Oak Ridge Boys plan Paramount show
By Randall G. Mielke For Sun-Times Media May 10, 2012 4:26PM
The Oak Ridge Boys will be at the Paramount on May 20. | FIle Photo
The Oak Ridge Boys
♦ 3 p.m. May 20
♦ Paramount Theatre, 23 E. Galena Blvd., Aurora
♦ Tickets, $49-$59
♦ (630) 896-6666
Some singing groups stay together for as little as four months, or, if they are lucky, they might stick it out for four years. But the current lineup of The Oak Ridge Boys, who will perform on May 20 at the Paramount Theatre in Aurora, has been together for nearly four decades.
“We love doing what we do, and we are still having fun doing it,” said bass singer Richard Sterban about The Oak Ridge Boys longevity. “We love the creative process of going into the recording studio and creating new music, and then taking the music on stage. That’s the biggest thing that keeps us going. New music puts new life into us.”
Sterban also believes that being friends with the other members of the quartet has helped the group stay together.
“We have become the best of friends,” said Sterban of fellow Oak Ridge Boys members lead singer Duane Allen, tenor Joe Bonsall and baritone William Lee Golden. “We have developed a friendship and a respect for each other. We are a true team.”
But the history of the group goes back even farther than the nearly 40 years that the current lineup has been together.

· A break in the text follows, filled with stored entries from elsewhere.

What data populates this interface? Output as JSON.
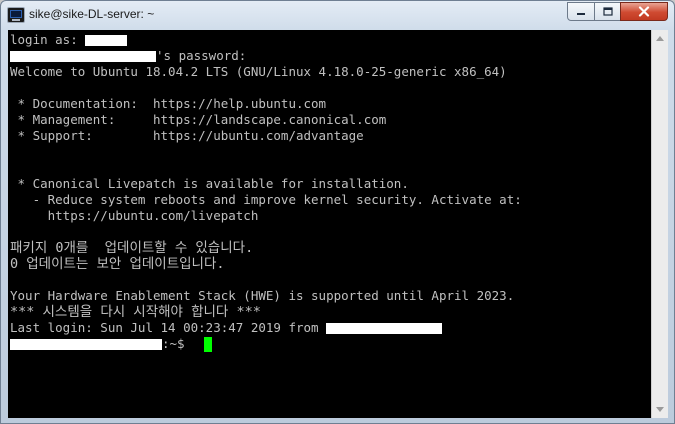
{
  "window": {
    "title": "sike@sike-DL-server: ~"
  },
  "terminal": {
    "lines": [
      "login as: ",
      "'s password:",
      "Welcome to Ubuntu 18.04.2 LTS (GNU/Linux 4.18.0-25-generic x86_64)",
      "",
      " * Documentation:  https://help.ubuntu.com",
      " * Management:     https://landscape.canonical.com",
      " * Support:        https://ubuntu.com/advantage",
      "",
      "",
      " * Canonical Livepatch is available for installation.",
      "   - Reduce system reboots and improve kernel security. Activate at:",
      "     https://ubuntu.com/livepatch",
      "",
      "패키지 0개를  업데이트할 수 있습니다.",
      "0 업데이트는 보안 업데이트입니다.",
      "",
      "Your Hardware Enablement Stack (HWE) is supported until April 2023.",
      "*** 시스템을 다시 시작해야 합니다 ***",
      "Last login: Sun Jul 14 00:23:47 2019 from ",
      ":~$ "
    ]
  },
  "colors": {
    "terminal_bg": "#000000",
    "terminal_fg": "#c0c0c0",
    "cursor": "#00ff00",
    "close_button": "#c23a22"
  },
  "icons": {
    "app": "putty-terminal-icon",
    "minimize": "minimize-icon",
    "maximize": "maximize-icon",
    "close": "close-icon",
    "scroll_up": "scroll-up-arrow-icon",
    "scroll_down": "scroll-down-arrow-icon"
  }
}
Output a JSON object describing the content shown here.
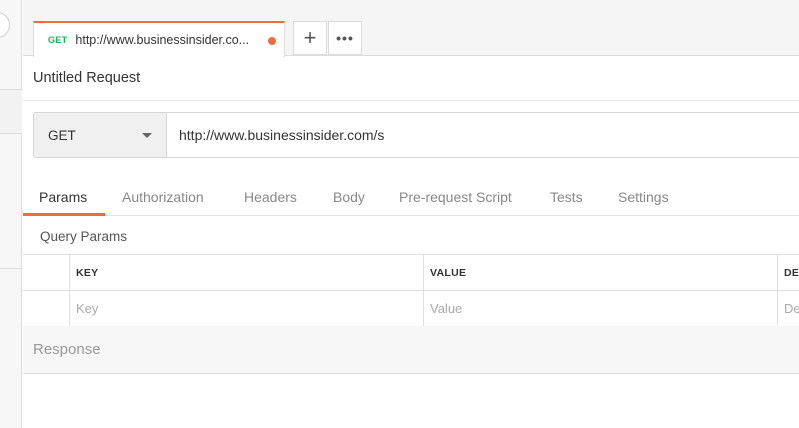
{
  "tab": {
    "method": "GET",
    "url": "http://www.businessinsider.co...",
    "unsaved_color": "#f26b3a"
  },
  "tab_actions": {
    "add_icon": "plus-icon",
    "add_glyph": "+",
    "more_icon": "more-icon",
    "more_glyph": "•••"
  },
  "request": {
    "title": "Untitled Request",
    "method": "GET",
    "url": "http://www.businessinsider.com/s"
  },
  "subtabs": [
    "Params",
    "Authorization",
    "Headers",
    "Body",
    "Pre-request Script",
    "Tests",
    "Settings"
  ],
  "active_subtab": "Params",
  "query_params": {
    "label": "Query Params",
    "headers": [
      "KEY",
      "VALUE",
      "DE"
    ],
    "placeholders": [
      "Key",
      "Value",
      "De"
    ]
  },
  "response": {
    "label": "Response"
  },
  "colors": {
    "accent": "#f26b3a",
    "get_method": "#0cbb52"
  }
}
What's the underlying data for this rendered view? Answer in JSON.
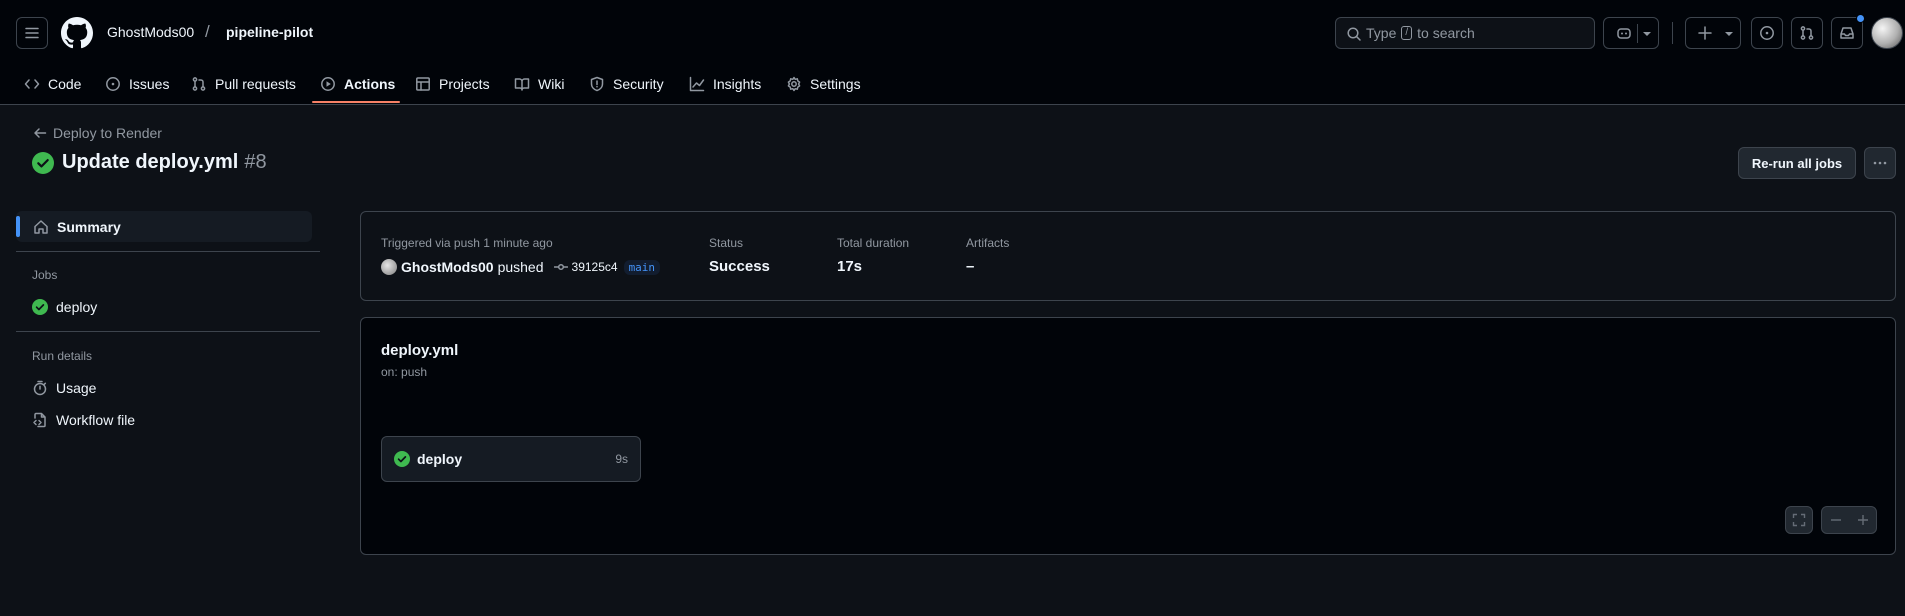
{
  "header": {
    "owner": "GhostMods00",
    "separator": "/",
    "repo": "pipeline-pilot",
    "search_placeholder_pre": "Type",
    "search_key": "/",
    "search_placeholder_post": "to search"
  },
  "tabs": [
    {
      "label": "Code",
      "icon": "code-icon"
    },
    {
      "label": "Issues",
      "icon": "issue-opened-icon"
    },
    {
      "label": "Pull requests",
      "icon": "git-pull-request-icon"
    },
    {
      "label": "Actions",
      "icon": "play-icon",
      "active": true
    },
    {
      "label": "Projects",
      "icon": "table-icon"
    },
    {
      "label": "Wiki",
      "icon": "book-icon"
    },
    {
      "label": "Security",
      "icon": "shield-icon"
    },
    {
      "label": "Insights",
      "icon": "graph-icon"
    },
    {
      "label": "Settings",
      "icon": "gear-icon"
    }
  ],
  "run": {
    "back_label": "Deploy to Render",
    "title": "Update deploy.yml",
    "number": "#8",
    "rerun_label": "Re-run all jobs"
  },
  "sidebar": {
    "summary_label": "Summary",
    "jobs_heading": "Jobs",
    "job_label": "deploy",
    "run_details_heading": "Run details",
    "usage_label": "Usage",
    "workflow_file_label": "Workflow file"
  },
  "summary": {
    "triggered_label": "Triggered via push 1 minute ago",
    "actor": "GhostMods00",
    "action": "pushed",
    "commit": "39125c4",
    "branch": "main",
    "status_label": "Status",
    "status_value": "Success",
    "duration_label": "Total duration",
    "duration_value": "17s",
    "artifacts_label": "Artifacts",
    "artifacts_value": "–"
  },
  "workflow": {
    "file": "deploy.yml",
    "trigger": "on: push",
    "job_name": "deploy",
    "job_time": "9s"
  },
  "colors": {
    "background": "#0d1117",
    "header_bg": "#010409",
    "success": "#3fb950",
    "accent": "#4493f8",
    "tab_underline": "#f78166"
  }
}
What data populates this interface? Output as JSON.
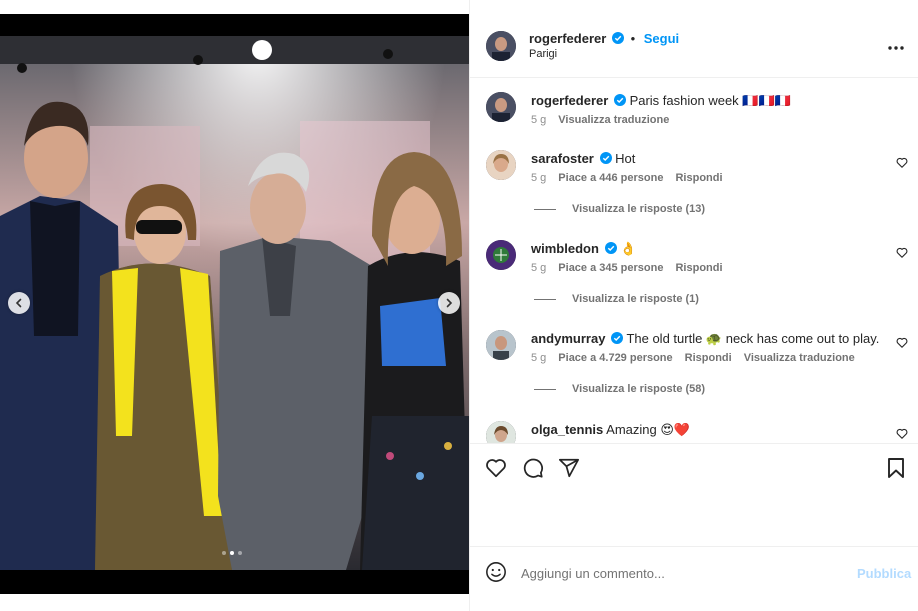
{
  "post": {
    "author": "rogerfederer",
    "follow_label": "Segui",
    "separator": "•",
    "location": "Parigi",
    "caption": "Paris fashion week 🇫🇷🇫🇷🇫🇷",
    "caption_age": "5 g",
    "translate_label": "Visualizza traduzione"
  },
  "media": {
    "carousel_total": 3,
    "carousel_active": 2
  },
  "comments": [
    {
      "user": "sarafoster",
      "verified": true,
      "text": "Hot",
      "age": "5 g",
      "likes": "Piace a 446 persone",
      "reply": "Rispondi",
      "translate": "",
      "replies": "Visualizza le risposte (13)"
    },
    {
      "user": "wimbledon",
      "verified": true,
      "text": "👌",
      "age": "5 g",
      "likes": "Piace a 345 persone",
      "reply": "Rispondi",
      "translate": "",
      "replies": "Visualizza le risposte (1)"
    },
    {
      "user": "andymurray",
      "verified": true,
      "text": "The old turtle 🐢 neck has come out to play.",
      "age": "5 g",
      "likes": "Piace a 4.729 persone",
      "reply": "Rispondi",
      "translate": "Visualizza traduzione",
      "replies": "Visualizza le risposte (58)"
    },
    {
      "user": "olga_tennis",
      "verified": false,
      "text": "Amazing 😍❤️",
      "age": "",
      "likes": "",
      "reply": "",
      "translate": "",
      "replies": ""
    }
  ],
  "composer": {
    "placeholder": "Aggiungi un commento...",
    "publish_label": "Pubblica"
  },
  "colors": {
    "accent": "#0095f6",
    "verified": "#0095f6",
    "publish_disabled": "#b3dbff",
    "muted": "#737373"
  },
  "icons": [
    "more-icon",
    "heart-icon",
    "comment-icon",
    "share-icon",
    "bookmark-icon",
    "emoji-icon",
    "verified-icon",
    "chevron-left-icon",
    "chevron-right-icon"
  ]
}
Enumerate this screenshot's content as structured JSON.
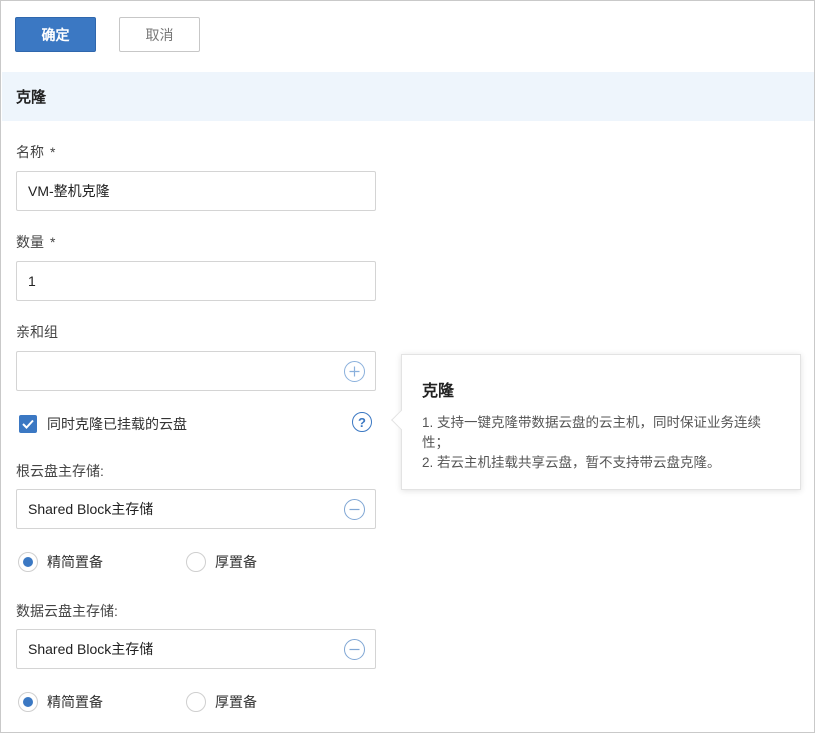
{
  "toolbar": {
    "confirm_label": "确定",
    "cancel_label": "取消"
  },
  "section": {
    "title": "克隆"
  },
  "fields": {
    "name": {
      "label": "名称",
      "required_mark": "*",
      "value": "VM-整机克隆"
    },
    "count": {
      "label": "数量",
      "required_mark": "*",
      "value": "1"
    },
    "affinity_group": {
      "label": "亲和组",
      "value": "",
      "icon": "plus-circle-icon"
    },
    "clone_disks": {
      "label": "同时克隆已挂载的云盘",
      "checked": true,
      "help_icon": "?"
    },
    "root_storage": {
      "label": "根云盘主存储:",
      "value": "Shared Block主存储",
      "icon": "minus-circle-icon",
      "provisioning": {
        "options": [
          "精简置备",
          "厚置备"
        ],
        "selected": "精简置备"
      }
    },
    "data_storage": {
      "label": "数据云盘主存储:",
      "value": "Shared Block主存储",
      "icon": "minus-circle-icon",
      "provisioning": {
        "options": [
          "精简置备",
          "厚置备"
        ],
        "selected": "精简置备"
      }
    }
  },
  "tooltip": {
    "title": "克隆",
    "line1": "1. 支持一键克隆带数据云盘的云主机，同时保证业务连续性；",
    "line2": "2. 若云主机挂载共享云盘，暂不支持带云盘克隆。"
  },
  "colors": {
    "accent": "#3b78c3",
    "header_bg": "#eef5fc"
  }
}
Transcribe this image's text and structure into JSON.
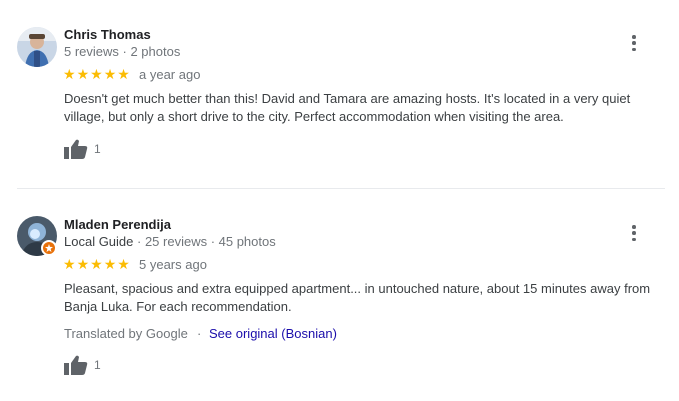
{
  "reviews": [
    {
      "author": "Chris Thomas",
      "meta": "5 reviews · 2 photos",
      "rating": 5,
      "stars": [
        "★",
        "★",
        "★",
        "★",
        "★"
      ],
      "date": "a year ago",
      "text": "Doesn't get much better than this! David and Tamara are amazing hosts. It's located in a very quiet village, but only a short drive to the city. Perfect accommodation when visiting the area.",
      "likes": "1",
      "avatar_icon": "user-photo-avatar"
    },
    {
      "author": "Mladen Perendija",
      "badge": "Local Guide",
      "meta": " · 25 reviews · 45 photos",
      "rating": 5,
      "stars": [
        "★",
        "★",
        "★",
        "★",
        "★"
      ],
      "date": "5 years ago",
      "text": "Pleasant, spacious and extra equipped apartment... in untouched nature, about 15 minutes away from Banja Luka. For each recommendation.",
      "translated_label": "Translated by Google",
      "separator": "·",
      "see_original_label": "See original (Bosnian)",
      "likes": "1",
      "avatar_icon": "user-photo-avatar",
      "badge_icon": "local-guide-star-icon"
    }
  ],
  "colors": {
    "star": "#fbbc04",
    "link": "#1a0dab",
    "muted": "#70757a",
    "local_guide_badge": "#e8710a"
  }
}
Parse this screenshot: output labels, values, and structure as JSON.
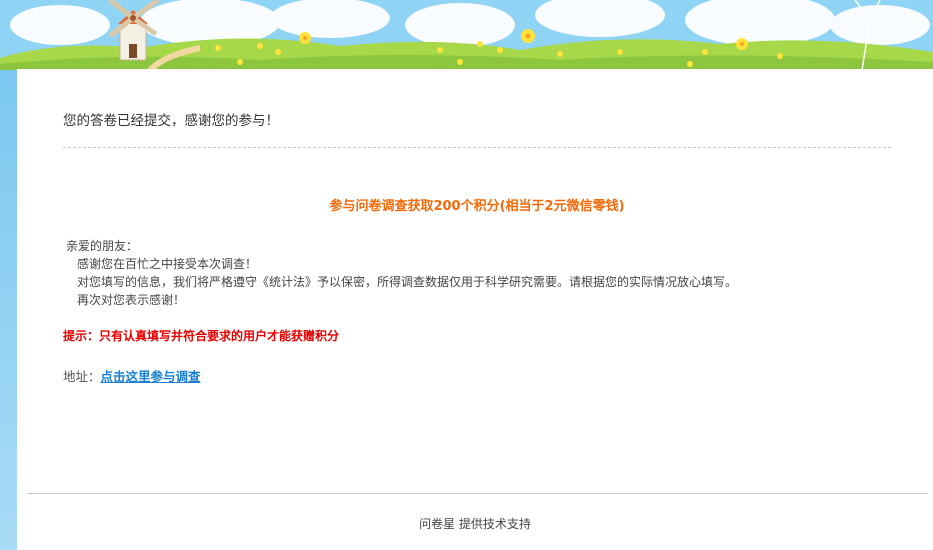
{
  "message": {
    "thanks": "您的答卷已经提交，感谢您的参与！",
    "headline": "参与问卷调查获取200个积分(相当于2元微信零钱)",
    "greeting": "亲爱的朋友：",
    "line1": "感谢您在百忙之中接受本次调查！",
    "line2": "对您填写的信息，我们将严格遵守《统计法》予以保密，所得调查数据仅用于科学研究需要。请根据您的实际情况放心填写。",
    "line3": "再次对您表示感谢！",
    "tip": "提示：只有认真填写并符合要求的用户才能获赠积分",
    "address_label": "地址：",
    "address_link": "点击这里参与调查"
  },
  "footer": {
    "text": "问卷星 提供技术支持"
  },
  "colors": {
    "headline": "#f26a0a",
    "tip": "#e60000",
    "link": "#1a7fd0",
    "sky": "#7cc8f0",
    "grass": "#8cc63f"
  }
}
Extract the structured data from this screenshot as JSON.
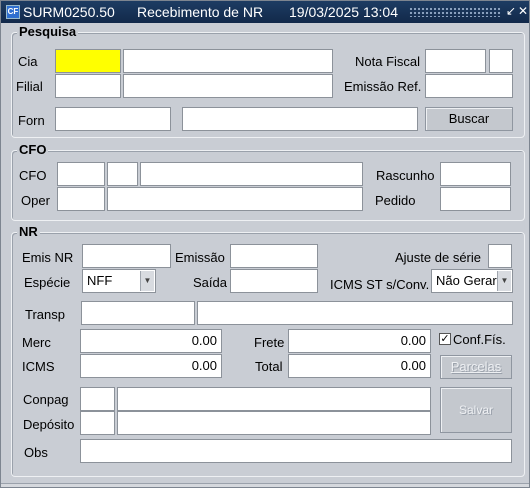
{
  "titlebar": {
    "code": "SURM0250.50",
    "title": "Recebimento de NR",
    "datetime": "19/03/2025 13:04",
    "icon": "form-icon"
  },
  "pesquisa": {
    "title": "Pesquisa",
    "cia_label": "Cia",
    "filial_label": "Filial",
    "forn_label": "Forn",
    "nota_fiscal_label": "Nota Fiscal",
    "emissao_ref_label": "Emissão Ref.",
    "buscar_label": "Buscar"
  },
  "cfo": {
    "title": "CFO",
    "cfo_label": "CFO",
    "oper_label": "Oper",
    "rascunho_label": "Rascunho",
    "pedido_label": "Pedido"
  },
  "nr": {
    "title": "NR",
    "emis_nr_label": "Emis NR",
    "emissao_label": "Emissão",
    "ajuste_serie_label": "Ajuste de série",
    "especie_label": "Espécie",
    "especie_value": "NFF",
    "saida_label": "Saída",
    "icms_st_label": "ICMS ST s/Conv.",
    "icms_st_value": "Não Gerar",
    "transp_label": "Transp",
    "merc_label": "Merc",
    "merc_value": "0.00",
    "frete_label": "Frete",
    "frete_value": "0.00",
    "conf_fis_label": "Conf.Fís.",
    "conf_fis_checked": true,
    "icms_label": "ICMS",
    "icms_value": "0.00",
    "total_label": "Total",
    "total_value": "0.00",
    "parcelas_label": "Parcelas",
    "conpag_label": "Conpag",
    "deposito_label": "Depósito",
    "salvar_label": "Salvar",
    "obs_label": "Obs"
  }
}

The original group, known as the Oak Ridge Quartet, was based in Knoxville, Tenn., and began performing country and gospel music in nearby Oak Ridge. They began regular Grand Ole Opry appearances in the fall of 1945.
By the late 1960s, with more than 30 members having come and gone, they had a lineup that included Allen, Golden, Noel Fox, and Willie Wynn, but had many acquaintances in the gospel field like Bonsall and Sterban.
The four became friends, and when the Oak Ridge Boys needed a bass and tenor in 1972 and 1973, respectively, Sterban and Bonsall got the calls. For a while, the group continued with its gospel roots.
Then in 1975, the Oak Ridge Boys were asked to open several dates for country star Roy Clark. Clark’s manager, Jim Halsey, suggested that the group start singing country songs. The group took his advice and the result catapulted the group to greater success.
The distinctive four-part harmonies of The Oak Ridge boys have netted them nearly 50 studio and compilation albums, 17 number one singles and numerous music awards. The group’s string of hits includes the country-pop chart-topper “Elvira,” as well as “Bobbie Sue,” “Dream On,” “Thank God for Kids,” “American Made,” “I Guess It Never Hurts to Hurt Sometimes,” “Fancy Free,” “Gonna Take A Lot of River” and many others. The group has scored 12 gold albums, three platinum albums, one double-platinum album and one double-platinum single.
Sterban has become bit famous for his “oom-pa-pa-oom-pa-pa-maw-maw” bass solo in the Oak Ridge Boys’ 1981 smash hit, “Elvira.”
“The song was written by Dallas Frazier,” Sterban said. “He also recorded it. The song was probably recorded 10 times by various artists. Ron Chancey, our producer, it was his idea to have me sing that line. It was on the other recordings, but not as prominent.”
Now, because of hundreds of tour dates each year and interviews on radio and TV, Sterban is almost constantly asked to sing the “oom-pa-pa-oom-pa-pa-maw-maw” bass line.
“Very few days that go by that I don’t sing it,” he said.